Clinical-stage biopharmaceutical company Inventiva released preliminary financial results for fiscal year 2025, demonstrating a substantially fortified liquidity position following its U.S. public offering. The company reported cash and cash equivalents totaling €99.3 million alongside €131.6 million in short-term deposits, providing a combined liquid asset base of €230.9 million. The capital raise generated $172.5 million, complemented by structured financing arrangements that enhance the company's financial flexibility.
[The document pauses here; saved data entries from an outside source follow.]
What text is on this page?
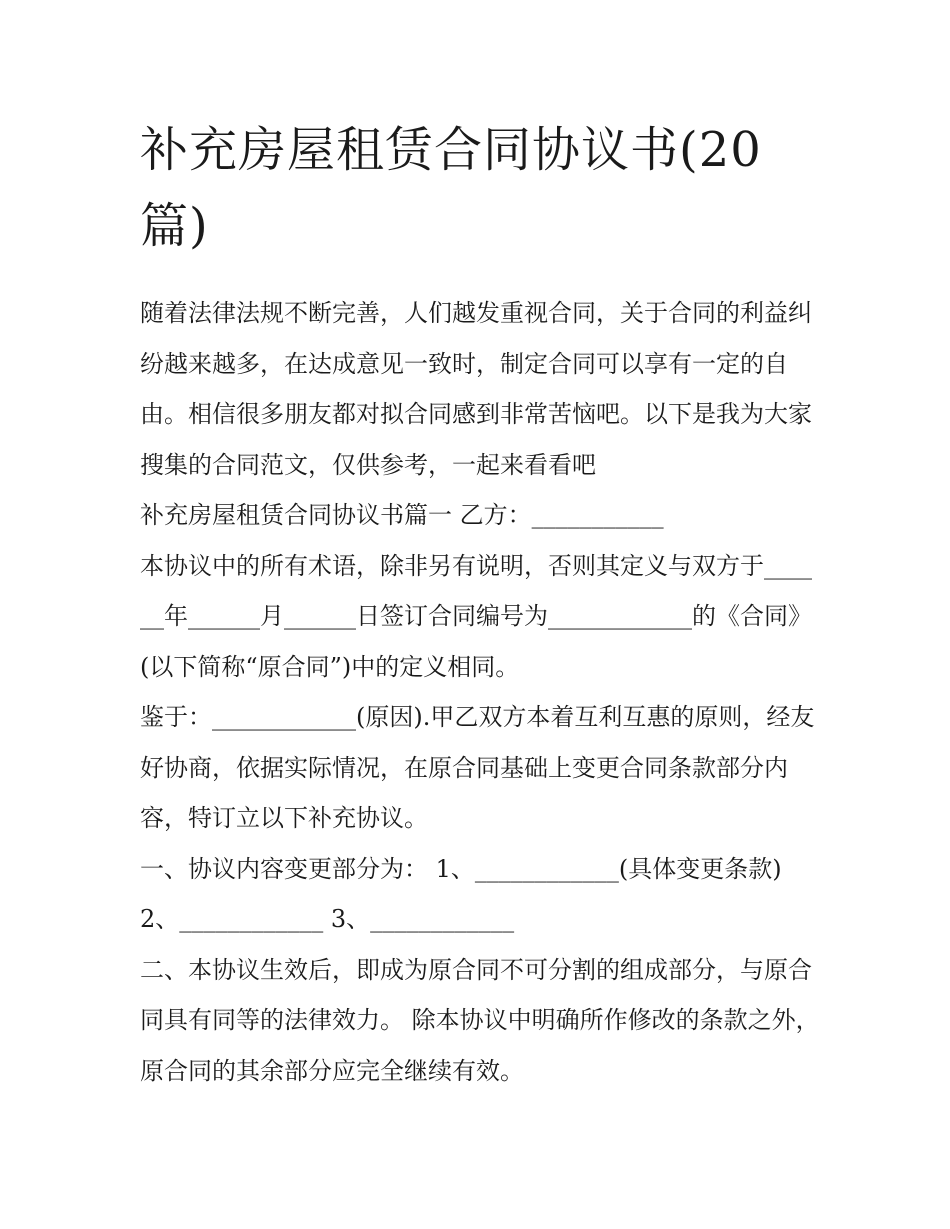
补充房屋租赁合同协议书(20
篇)

随着法律法规不断完善，人们越发重视合同，关于合同的利益纠纷越来越多，在达成意见一致时，制定合同可以享有一定的自由。相信很多朋友都对拟合同感到非常苦恼吧。以下是我为大家搜集的合同范文，仅供参考，一起来看看吧

补充房屋租赁合同协议书篇一 乙方：___________

本协议中的所有术语，除非另有说明，否则其定义与双方于______年______月______日签订合同编号为____________的《合同》(以下简称“原合同”)中的定义相同。

鉴于：____________(原因).甲乙双方本着互利互惠的原则，经友好协商，依据实际情况，在原合同基础上变更合同条款部分内容，特订立以下补充协议。

一、协议内容变更部分为： 1、____________(具体变更条款) 2、____________ 3、____________

二、本协议生效后，即成为原合同不可分割的组成部分，与原合同具有同等的法律效力。 除本协议中明确所作修改的条款之外，原合同的其余部分应完全继续有效。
Operational metrics reflect the company's focus on its pipeline development, with R&D expenses of €86.9 million concentrated on advancing lanifibranor, its lead candidate for metabolic dysfunction-associated fatty liver disease (MASH) treatment. For the 2025 fiscal year, the company generated €4.5 million in revenues while consuming €104.6 million in operating activities. The elevated cash burn reflects typical spending patterns for clinical-stage biopharmaceutical firms advancing late-stage development programs.
Based on current burn rates and available resources, Inventiva projects its cash runway extending through mid-Q1 2027, with the potential to extend operations through mid-Q3 2027 should all Tranche 3 warrants from the financing structure be fully exercised. The extended runway provides the company with sufficient capital to progress its clinical development objectives and advance toward key inflection points in its MASH program.